In deze zaak heeft de Rechtbank Noord-Holland op 30 juni 2023 uitspraak gedaan in een geschil tussen eiseres, vertegenwoordigd door S.G. Azimullah en P. van Aarle, en de raad van bestuur van het Uitvoeringsinstituut Werknemersverzekeringen. Eiseres heeft beroep ingesteld tegen een besluit van verweerder, waarbij aan een (ex-)werknemer een voorschot op de WIA-uitkering is toegekend. Eiseres betwist de rechtmatigheid van dit voorschot en stelt dat zij als werkgever geen eigenrisicodrager is, waardoor zij geen procesbelang zou hebben bij de beoordeling van het besluit.
De rechtbank heeft de zaak op 26 mei 2023 behandeld, waarbij de gemachtigden van eiseres aanwezig waren, maar verweerder niet. Eiseres voert aan dat er geen wettelijke basis is voor het toekennen van voorschotten aan werkgevers en dat dit leidt tot extra kosten in de gedifferentieerde premie werkhervattingskas.
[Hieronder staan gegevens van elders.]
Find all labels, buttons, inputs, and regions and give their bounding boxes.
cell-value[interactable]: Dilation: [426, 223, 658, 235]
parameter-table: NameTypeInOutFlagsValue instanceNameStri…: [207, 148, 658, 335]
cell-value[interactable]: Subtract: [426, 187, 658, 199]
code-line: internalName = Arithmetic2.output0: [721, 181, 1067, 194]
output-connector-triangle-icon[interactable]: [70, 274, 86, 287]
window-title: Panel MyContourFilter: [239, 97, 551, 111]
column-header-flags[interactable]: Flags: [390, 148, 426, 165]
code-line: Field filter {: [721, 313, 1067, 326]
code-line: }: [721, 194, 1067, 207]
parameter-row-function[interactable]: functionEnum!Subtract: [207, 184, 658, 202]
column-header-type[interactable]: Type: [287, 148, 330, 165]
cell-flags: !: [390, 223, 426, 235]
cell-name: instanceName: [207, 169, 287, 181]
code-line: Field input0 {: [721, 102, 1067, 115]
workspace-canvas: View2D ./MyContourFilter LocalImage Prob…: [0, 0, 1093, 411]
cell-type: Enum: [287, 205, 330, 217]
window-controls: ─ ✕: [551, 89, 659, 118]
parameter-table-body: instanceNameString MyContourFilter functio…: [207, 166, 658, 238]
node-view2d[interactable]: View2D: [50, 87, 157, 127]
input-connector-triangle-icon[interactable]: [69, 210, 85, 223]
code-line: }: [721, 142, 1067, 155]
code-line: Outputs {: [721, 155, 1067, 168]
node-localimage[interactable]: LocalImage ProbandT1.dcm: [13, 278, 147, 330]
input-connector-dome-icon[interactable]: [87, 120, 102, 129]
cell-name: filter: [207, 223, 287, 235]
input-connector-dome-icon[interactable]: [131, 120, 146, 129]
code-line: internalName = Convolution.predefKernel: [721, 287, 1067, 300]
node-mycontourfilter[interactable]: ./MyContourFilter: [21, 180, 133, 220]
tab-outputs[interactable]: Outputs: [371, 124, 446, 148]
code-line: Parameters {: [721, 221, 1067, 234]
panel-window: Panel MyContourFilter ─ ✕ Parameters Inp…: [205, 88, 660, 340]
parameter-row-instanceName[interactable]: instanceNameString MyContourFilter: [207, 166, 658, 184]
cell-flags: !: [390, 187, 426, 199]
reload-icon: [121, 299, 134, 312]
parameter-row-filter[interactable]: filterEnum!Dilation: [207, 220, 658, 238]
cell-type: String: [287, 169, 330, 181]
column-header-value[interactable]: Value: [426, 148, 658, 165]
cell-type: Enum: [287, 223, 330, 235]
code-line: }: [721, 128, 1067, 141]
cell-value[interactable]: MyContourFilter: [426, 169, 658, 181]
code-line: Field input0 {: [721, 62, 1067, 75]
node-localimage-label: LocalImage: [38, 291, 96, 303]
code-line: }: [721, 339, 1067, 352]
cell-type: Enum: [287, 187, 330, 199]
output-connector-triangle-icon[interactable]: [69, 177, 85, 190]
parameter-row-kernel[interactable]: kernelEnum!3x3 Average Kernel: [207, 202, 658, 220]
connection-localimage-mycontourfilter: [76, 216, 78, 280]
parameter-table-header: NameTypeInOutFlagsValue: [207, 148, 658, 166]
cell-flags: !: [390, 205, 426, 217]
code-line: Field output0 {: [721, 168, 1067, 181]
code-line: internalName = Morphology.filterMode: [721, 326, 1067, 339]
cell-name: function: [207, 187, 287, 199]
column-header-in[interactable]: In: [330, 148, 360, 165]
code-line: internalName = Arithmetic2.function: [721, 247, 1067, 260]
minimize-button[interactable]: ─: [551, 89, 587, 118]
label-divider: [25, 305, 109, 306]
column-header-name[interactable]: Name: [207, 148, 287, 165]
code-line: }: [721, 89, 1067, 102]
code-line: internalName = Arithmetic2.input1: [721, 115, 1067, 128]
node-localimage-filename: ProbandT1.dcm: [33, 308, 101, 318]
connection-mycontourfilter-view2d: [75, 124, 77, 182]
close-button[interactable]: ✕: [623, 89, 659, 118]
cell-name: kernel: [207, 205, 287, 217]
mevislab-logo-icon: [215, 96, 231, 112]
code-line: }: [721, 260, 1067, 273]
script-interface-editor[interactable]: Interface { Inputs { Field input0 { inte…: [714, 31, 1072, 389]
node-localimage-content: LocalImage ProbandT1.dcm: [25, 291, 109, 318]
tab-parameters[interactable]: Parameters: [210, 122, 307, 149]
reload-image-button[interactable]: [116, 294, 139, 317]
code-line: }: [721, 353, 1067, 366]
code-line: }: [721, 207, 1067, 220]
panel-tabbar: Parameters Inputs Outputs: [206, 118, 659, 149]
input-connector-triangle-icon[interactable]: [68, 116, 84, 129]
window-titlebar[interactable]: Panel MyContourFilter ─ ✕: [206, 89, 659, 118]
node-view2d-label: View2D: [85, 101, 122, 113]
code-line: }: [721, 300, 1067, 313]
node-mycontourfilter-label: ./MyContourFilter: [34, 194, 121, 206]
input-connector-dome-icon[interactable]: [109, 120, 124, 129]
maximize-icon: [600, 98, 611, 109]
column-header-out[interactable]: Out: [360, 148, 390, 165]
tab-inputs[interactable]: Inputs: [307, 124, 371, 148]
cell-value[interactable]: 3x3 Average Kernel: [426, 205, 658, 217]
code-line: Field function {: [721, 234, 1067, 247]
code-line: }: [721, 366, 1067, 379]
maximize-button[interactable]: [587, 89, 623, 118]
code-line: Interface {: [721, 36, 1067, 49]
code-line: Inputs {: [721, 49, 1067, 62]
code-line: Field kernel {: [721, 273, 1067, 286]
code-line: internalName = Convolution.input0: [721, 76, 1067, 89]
Verweerder stelt echter dat de premietoerekening pas in de toekomst zal plaatsvinden op basis van de toegekende WIA-uitkeringen.
De rechtbank concludeert dat eiseres geen procesbelang heeft, omdat het resultaat van de procedure niet daadwerkelijk kan worden bereikt en de stellingen van eiseres onvoldoende onderbouwd zijn. De rechtbank verklaart het beroep niet-ontvankelijk, wat betekent dat de zaak niet inhoudelijk wordt beoordeeld. Eiseres krijgt geen griffierecht terug en ook geen vergoeding van proceskosten. Deze uitspraak is openbaar uitgesproken en een afschrift is verzonden aan de betrokken partijen.